Inoltre, in una società altamente impersonale, formale e burocratizzata come quella in cui viviamo, dove i nostri nemici molto spesso sono ‘sistemi’ senza volto, risulta terapeutico recuperare l’intimo e ancestrale rapporto con il nostro corpo per confrontarci a mani nude, faccia a faccia, con un nostro simile; è un rituale – lo stesso che si ripete da migliaia di anni – dove ogni volta affrontiamo la paura, senza possibilità di mentire, alla fine del quale – al di là del nostro lavoro, della nostra istruzione, della nostra estrazione sociale – dimostriamo a noi stessi e agli altri di che pasta siamo fatti.
Nato sulle montagne, il padre ne ha forgiato la tempra in luoghi ruvidi e aspri, come la disciplina che gli ha impartito.
Corse in salita, massi usati come pesi, piccoli orsi come sparring partner. Per Khabib lottare è una facoltà umana naturale ed irrinunciabile come mangiare e respirare.
Si è portati a pensare, visto il suo score nelle MMA e nel sambo, che Khabib non conosce sconfitta.

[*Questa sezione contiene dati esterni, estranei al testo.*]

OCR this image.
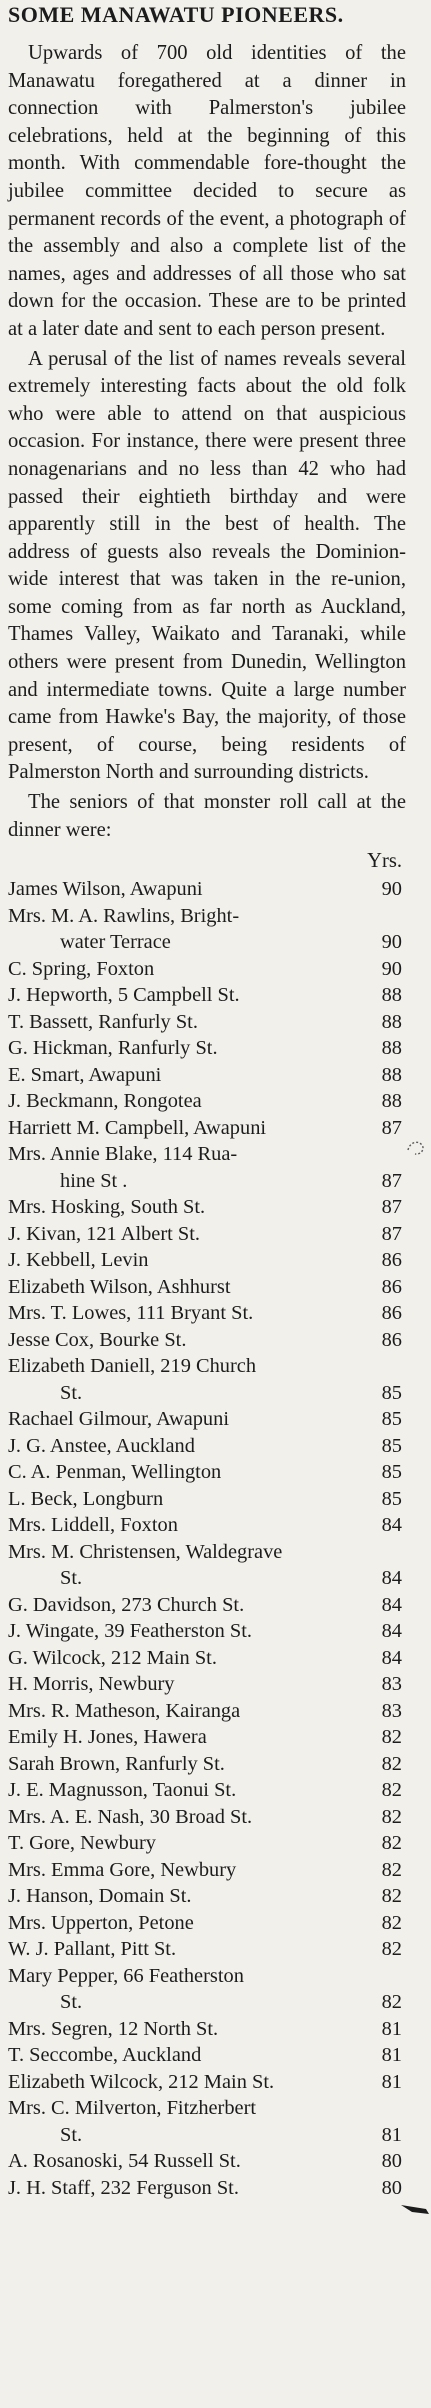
SOME MANAWATU PIONEERS.

Upwards of 700 old identities of the Manawatu foregathered at a dinner in connection with Palmerston's jubilee celebrations, held at the beginning of this month. With commendable fore-thought the jubilee committee decided to secure as permanent records of the event, a photograph of the assembly and also a complete list of the names, ages and addresses of all those who sat down for the occasion. These are to be printed at a later date and sent to each person present.

A perusal of the list of names reveals several extremely interesting facts about the old folk who were able to attend on that auspicious occasion. For instance, there were present three nonagenarians and no less than 42 who had passed their eightieth birthday and were apparently still in the best of health. The address of guests also reveals the Dominion-wide interest that was taken in the re-union, some coming from as far north as Auckland, Thames Valley, Waikato and Taranaki, while others were present from Dunedin, Wellington and intermediate towns. Quite a large number came from Hawke's Bay, the majority, of those present, of course, being residents of Palmerston North and surrounding districts.

The seniors of that monster roll call at the dinner were:

Yrs.
James Wilson, Awapuni	90
Mrs. M. A. Rawlins, Bright-
water Terrace	90
C. Spring, Foxton	90
J. Hepworth, 5 Campbell St.	88
T. Bassett, Ranfurly St.	88
G. Hickman, Ranfurly St.	88
E. Smart, Awapuni	88
J. Beckmann, Rongotea	88
Harriett M. Campbell, Awapuni	87
Mrs. Annie Blake, 114 Rua-
hine St .	87
Mrs. Hosking, South St.	87
J. Kivan, 121 Albert St.	87
J. Kebbell, Levin	86
Elizabeth Wilson, Ashhurst	86
Mrs. T. Lowes, 111 Bryant St.	86
Jesse Cox, Bourke St.	86
Elizabeth Daniell, 219 Church
St.	85
Rachael Gilmour, Awapuni	85
J. G. Anstee, Auckland	85
C. A. Penman, Wellington	85
L. Beck, Longburn	85
Mrs. Liddell, Foxton	84
Mrs. M. Christensen, Waldegrave
St.	84
G. Davidson, 273 Church St.	84
J. Wingate, 39 Featherston St.	84
G. Wilcock, 212 Main St.	84
H. Morris, Newbury	83
Mrs. R. Matheson, Kairanga	83
Emily H. Jones, Hawera	82
Sarah Brown, Ranfurly St.	82
J. E. Magnusson, Taonui St.	82
Mrs. A. E. Nash, 30 Broad St.	82
T. Gore, Newbury	82
Mrs. Emma Gore, Newbury	82
J. Hanson, Domain St.	82
Mrs. Upperton, Petone	82
W. J. Pallant, Pitt St.	82
Mary Pepper, 66 Featherston
St.	82
Mrs. Segren, 12 North St.	81
T. Seccombe, Auckland	81
Elizabeth Wilcock, 212 Main St.	81
Mrs. C. Milverton, Fitzherbert
St.	81
A. Rosanoski, 54 Russell St.	80
J. H. Staff, 232 Ferguson St.	80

La maturità con cui invece ne parla (“so che prima o poi accadrà” ripete spesso nelle interviste) e la saggezza con cui la evita ad ogni incontro sono invece indizi del fatto che la conosce molto bene: ne ha gustato il sapore amaro centinaia di volte in allenamento.
Nella sua storia di fighter, ha sempre avuto il padre all’angolo, tranne negli ultimi due incontri: il primo per un problema burocratico, il secondo perché il coronavirus se l’è portato via.
Ora si ritira da imbattuto, dopo aver dimostrato che nessuno si avvicina, neanche un po’, al suo livello. “Questo era il sogno di mio padre” ha detto al termine del suo ultimo incontro. È giusto che ora, con una vita davanti, viva il suo.
A noi comuni mortali, Khabib lascia il suo esempio, che non è lezione da poco. Ci ha mostrato che per essere grandi bisogna restare umili, disposti sempre al sacrificio e alla rinuncia. Fedeli a un ideale, contro la tentazione del narcisismo, rispettosi degli gli altri ma senza abbassare la testa verso gli ingiusti.